Let $u \in H^1(\mathbb{R})$. Show that
$$\left\| \frac{u(x+h)-u(x)}{h} – u' \right\|_2 \to 0\quad \text{ as } h \to 0, $$
where $u' \in L^2(\mathbb{R})$ is the weak derivative of $u$. In other words, the weak derivative can be written as an $L^2$ limit of a difference quotient.
We know that functions in $H^1(\mathbb{R})$ are differentiable almost everywhere, so that the pointwise limit
$$ \lim_{h \to 0} \frac{u(x+h)-u(x)}{h} $$
exists and is equal to $u'(x)$ almost everywhere.
I would like to take the limit inside the integral (using dominated convergence), but I'm not positive that there is a dominating function… Does anybody have any hints, or an outright solution?

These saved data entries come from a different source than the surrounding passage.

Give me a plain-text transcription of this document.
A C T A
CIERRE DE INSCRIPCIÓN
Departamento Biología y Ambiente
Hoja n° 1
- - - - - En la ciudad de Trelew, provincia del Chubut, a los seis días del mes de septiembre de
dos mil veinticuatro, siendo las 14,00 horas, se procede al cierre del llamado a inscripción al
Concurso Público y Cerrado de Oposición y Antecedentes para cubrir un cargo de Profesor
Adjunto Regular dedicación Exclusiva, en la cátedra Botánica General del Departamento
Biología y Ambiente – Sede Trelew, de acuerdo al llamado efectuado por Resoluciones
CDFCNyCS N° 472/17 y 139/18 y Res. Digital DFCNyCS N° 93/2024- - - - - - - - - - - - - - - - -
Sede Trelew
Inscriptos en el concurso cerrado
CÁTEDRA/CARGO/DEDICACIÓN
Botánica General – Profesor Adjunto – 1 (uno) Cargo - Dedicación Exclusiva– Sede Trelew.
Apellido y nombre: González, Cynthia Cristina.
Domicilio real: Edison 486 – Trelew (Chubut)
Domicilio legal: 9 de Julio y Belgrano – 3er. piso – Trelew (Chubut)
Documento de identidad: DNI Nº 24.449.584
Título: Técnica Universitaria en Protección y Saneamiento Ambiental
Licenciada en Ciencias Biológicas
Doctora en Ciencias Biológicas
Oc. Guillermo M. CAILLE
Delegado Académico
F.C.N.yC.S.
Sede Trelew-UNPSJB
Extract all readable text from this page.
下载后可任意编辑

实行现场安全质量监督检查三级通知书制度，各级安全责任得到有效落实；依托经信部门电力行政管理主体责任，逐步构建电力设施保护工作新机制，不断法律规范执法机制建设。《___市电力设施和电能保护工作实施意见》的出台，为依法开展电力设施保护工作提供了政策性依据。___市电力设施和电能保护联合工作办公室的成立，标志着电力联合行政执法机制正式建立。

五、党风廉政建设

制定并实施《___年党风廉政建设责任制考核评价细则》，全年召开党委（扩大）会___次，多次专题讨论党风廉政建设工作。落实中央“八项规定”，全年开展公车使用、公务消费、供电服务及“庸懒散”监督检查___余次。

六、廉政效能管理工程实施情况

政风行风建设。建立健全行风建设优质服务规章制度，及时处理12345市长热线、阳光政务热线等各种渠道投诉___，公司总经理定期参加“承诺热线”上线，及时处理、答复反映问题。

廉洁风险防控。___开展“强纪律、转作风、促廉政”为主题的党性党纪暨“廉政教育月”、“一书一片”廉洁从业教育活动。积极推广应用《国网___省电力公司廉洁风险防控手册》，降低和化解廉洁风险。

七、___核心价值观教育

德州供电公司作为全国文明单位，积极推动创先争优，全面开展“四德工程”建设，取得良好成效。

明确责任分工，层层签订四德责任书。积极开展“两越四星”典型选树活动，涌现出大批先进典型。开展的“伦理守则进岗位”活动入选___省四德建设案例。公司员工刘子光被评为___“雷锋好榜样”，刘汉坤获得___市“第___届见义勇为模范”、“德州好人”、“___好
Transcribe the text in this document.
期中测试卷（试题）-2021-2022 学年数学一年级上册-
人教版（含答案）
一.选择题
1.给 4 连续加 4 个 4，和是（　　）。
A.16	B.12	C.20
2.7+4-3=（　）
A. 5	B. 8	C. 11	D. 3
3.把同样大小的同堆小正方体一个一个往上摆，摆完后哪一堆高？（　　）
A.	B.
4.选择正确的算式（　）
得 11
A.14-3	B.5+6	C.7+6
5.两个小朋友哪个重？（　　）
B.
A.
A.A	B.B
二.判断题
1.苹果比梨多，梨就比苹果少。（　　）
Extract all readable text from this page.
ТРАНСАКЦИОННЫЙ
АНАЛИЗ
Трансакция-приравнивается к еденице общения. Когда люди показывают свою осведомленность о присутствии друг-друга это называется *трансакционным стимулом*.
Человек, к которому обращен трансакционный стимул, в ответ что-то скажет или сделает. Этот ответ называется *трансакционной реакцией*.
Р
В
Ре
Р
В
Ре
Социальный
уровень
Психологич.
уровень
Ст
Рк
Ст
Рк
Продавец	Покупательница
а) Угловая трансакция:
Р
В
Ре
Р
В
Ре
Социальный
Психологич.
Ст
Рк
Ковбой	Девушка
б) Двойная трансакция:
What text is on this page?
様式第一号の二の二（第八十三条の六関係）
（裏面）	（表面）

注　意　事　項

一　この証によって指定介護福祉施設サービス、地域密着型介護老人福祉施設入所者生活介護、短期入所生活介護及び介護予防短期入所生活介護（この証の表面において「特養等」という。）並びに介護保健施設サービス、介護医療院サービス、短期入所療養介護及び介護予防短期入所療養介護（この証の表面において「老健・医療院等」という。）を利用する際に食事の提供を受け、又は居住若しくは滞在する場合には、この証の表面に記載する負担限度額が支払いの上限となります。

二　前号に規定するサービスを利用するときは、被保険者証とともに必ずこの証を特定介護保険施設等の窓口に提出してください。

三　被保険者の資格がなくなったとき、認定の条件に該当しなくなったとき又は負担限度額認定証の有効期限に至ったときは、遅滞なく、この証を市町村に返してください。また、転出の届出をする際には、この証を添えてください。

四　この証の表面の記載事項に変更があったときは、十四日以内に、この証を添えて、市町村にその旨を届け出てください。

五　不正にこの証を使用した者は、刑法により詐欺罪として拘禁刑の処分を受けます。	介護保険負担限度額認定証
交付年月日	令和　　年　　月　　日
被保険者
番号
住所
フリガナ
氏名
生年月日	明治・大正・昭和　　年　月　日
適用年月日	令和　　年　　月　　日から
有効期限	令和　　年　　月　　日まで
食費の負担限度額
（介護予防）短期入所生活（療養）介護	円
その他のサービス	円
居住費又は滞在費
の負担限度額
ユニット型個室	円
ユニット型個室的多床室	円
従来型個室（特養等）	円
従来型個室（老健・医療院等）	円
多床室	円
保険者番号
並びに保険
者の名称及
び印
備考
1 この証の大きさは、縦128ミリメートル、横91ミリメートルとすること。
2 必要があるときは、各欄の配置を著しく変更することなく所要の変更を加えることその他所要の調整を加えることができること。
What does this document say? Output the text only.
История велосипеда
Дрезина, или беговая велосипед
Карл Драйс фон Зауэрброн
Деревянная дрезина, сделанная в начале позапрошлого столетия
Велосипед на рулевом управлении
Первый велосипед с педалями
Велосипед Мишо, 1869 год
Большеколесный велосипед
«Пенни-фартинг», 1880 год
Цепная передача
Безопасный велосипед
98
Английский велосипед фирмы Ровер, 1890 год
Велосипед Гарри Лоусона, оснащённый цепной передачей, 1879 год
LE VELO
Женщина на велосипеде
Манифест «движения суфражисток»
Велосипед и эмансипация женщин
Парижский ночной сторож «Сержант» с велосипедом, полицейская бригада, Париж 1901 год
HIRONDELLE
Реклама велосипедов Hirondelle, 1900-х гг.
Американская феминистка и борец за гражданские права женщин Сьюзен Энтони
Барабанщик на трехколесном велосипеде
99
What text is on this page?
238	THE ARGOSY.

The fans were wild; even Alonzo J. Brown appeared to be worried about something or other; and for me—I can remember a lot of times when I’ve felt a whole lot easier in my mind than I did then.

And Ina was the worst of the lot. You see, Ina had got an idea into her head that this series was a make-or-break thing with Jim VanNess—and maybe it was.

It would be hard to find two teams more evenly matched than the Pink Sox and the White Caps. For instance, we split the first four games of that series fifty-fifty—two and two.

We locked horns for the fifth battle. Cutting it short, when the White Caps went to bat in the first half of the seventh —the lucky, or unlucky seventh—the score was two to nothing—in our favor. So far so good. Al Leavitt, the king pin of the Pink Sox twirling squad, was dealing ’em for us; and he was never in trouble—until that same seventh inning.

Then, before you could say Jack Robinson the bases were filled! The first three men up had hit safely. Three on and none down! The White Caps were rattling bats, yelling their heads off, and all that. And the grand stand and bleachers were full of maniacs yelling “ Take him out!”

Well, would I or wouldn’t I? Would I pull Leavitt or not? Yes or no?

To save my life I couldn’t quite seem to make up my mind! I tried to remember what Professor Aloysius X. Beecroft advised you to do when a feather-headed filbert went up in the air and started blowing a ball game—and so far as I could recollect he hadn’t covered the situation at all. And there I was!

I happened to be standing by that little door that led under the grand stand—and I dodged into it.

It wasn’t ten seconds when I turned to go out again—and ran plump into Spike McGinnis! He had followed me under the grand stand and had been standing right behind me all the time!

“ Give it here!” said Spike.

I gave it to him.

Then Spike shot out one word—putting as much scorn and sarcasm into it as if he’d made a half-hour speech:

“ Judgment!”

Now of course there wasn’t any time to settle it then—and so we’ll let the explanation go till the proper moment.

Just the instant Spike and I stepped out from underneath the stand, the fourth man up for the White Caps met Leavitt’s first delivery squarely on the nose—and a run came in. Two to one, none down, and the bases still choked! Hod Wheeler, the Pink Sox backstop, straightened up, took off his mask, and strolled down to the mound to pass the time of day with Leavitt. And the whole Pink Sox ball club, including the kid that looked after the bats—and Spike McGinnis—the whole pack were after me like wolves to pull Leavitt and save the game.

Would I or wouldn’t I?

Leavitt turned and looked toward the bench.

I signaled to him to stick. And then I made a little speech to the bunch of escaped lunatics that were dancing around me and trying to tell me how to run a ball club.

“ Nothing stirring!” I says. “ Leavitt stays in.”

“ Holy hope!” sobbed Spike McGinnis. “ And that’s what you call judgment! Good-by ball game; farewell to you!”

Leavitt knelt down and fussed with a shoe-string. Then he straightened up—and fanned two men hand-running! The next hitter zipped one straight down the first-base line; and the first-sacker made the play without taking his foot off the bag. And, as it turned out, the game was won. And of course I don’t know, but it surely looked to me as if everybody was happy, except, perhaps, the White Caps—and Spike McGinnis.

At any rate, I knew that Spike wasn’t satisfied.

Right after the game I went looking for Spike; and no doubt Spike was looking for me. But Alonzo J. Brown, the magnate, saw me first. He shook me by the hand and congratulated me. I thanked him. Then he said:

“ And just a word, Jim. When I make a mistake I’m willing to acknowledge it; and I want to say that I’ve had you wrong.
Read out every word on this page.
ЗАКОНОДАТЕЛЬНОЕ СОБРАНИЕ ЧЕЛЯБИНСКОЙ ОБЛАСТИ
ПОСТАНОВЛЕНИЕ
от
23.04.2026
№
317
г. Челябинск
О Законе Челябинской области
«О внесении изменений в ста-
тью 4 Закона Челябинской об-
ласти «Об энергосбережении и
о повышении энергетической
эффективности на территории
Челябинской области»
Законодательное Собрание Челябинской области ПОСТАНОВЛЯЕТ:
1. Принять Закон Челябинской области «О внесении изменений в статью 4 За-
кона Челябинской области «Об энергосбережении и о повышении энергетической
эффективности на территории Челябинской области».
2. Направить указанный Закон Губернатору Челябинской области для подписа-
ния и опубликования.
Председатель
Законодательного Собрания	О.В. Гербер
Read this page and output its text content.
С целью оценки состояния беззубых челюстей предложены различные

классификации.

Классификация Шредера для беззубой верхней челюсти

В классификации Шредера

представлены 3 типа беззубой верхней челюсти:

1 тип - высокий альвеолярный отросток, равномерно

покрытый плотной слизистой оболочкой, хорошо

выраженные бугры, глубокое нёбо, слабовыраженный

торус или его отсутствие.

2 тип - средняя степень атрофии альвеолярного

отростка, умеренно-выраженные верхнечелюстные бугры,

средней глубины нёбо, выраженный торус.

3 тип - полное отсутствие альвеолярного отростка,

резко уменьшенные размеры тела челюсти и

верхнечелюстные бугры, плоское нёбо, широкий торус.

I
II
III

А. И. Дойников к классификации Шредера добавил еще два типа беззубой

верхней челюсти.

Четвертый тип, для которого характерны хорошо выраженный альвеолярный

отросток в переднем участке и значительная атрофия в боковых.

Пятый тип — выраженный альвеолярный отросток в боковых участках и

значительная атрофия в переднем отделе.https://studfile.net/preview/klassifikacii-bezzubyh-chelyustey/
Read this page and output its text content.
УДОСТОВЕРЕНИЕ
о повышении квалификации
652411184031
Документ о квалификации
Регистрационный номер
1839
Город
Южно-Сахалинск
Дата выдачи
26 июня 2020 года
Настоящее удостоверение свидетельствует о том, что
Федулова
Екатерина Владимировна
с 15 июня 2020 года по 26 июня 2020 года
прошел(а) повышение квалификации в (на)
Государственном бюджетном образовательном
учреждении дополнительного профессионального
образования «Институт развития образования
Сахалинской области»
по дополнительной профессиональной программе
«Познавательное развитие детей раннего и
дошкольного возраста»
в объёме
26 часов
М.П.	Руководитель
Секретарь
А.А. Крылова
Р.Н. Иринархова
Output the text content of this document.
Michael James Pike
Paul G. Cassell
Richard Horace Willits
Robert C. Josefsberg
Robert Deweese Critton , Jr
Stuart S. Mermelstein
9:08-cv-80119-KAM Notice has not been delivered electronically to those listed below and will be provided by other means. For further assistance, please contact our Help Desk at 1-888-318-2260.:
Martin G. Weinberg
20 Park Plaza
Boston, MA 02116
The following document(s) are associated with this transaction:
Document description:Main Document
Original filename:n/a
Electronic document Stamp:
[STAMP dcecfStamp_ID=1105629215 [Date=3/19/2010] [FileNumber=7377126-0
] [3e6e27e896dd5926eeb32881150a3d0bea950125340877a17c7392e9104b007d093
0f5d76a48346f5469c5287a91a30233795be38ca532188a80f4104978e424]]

Note: This is the first exercise from Chapter 7 of Renardy & Roger's An Introduction to Partial Differential Equations. I am not doing it for homework. Just for "fun."
Best Answer
If $u\in H^1(\mathbb{R})$, then in particular it's absolutely continuous, so that the fundamental theorem of calculus gives $$ |u(x+h)-u(x)|\leq \int_0^1 |u'(x+th)||h|dt $$ So that squaring and integrating over $\mathbb{R}$ we get (using Jensen's inequality and Fubini's theorem) $$ \left\|\frac{u(\cdot +h)-u(\cdot)}{h}\right\|_2^2 \leq \| \int_0^1 u'(\cdot+th)dt\|_2^2 \leq \| u'\|_2^2, \quad \forall h>0. $$
Now, since for smooth compactly supported functions the limit is clear, we pick $u\in H^1$ and $u_k\in C_c^\infty$ with $u_k\to u$ in $H^1$. Then we get $$ \left\|\frac{u(\cdot +h)-u(\cdot)}{h}-u'(\cdot)\right\|_2 \leq \left\|\frac{u(\cdot +h)-u(\cdot)}{h} - \frac{u_k(\cdot +h)-u_k(\cdot)}{h}\right\|_2 + \left\|\frac{u_k(\cdot +h)-u_k(\cdot)}{h}-u_k'(\cdot)\right\|_2 + \| u'-u_k'\|_2 $$ The first term is bounded by $\| u'-u_k'\|_2$ by the previous inequality; the second term goes to zero since $u_k\in C_c^\infty$ so that we can make the LHS arbitrarily small for appropriate $k$ and $h$ small enough.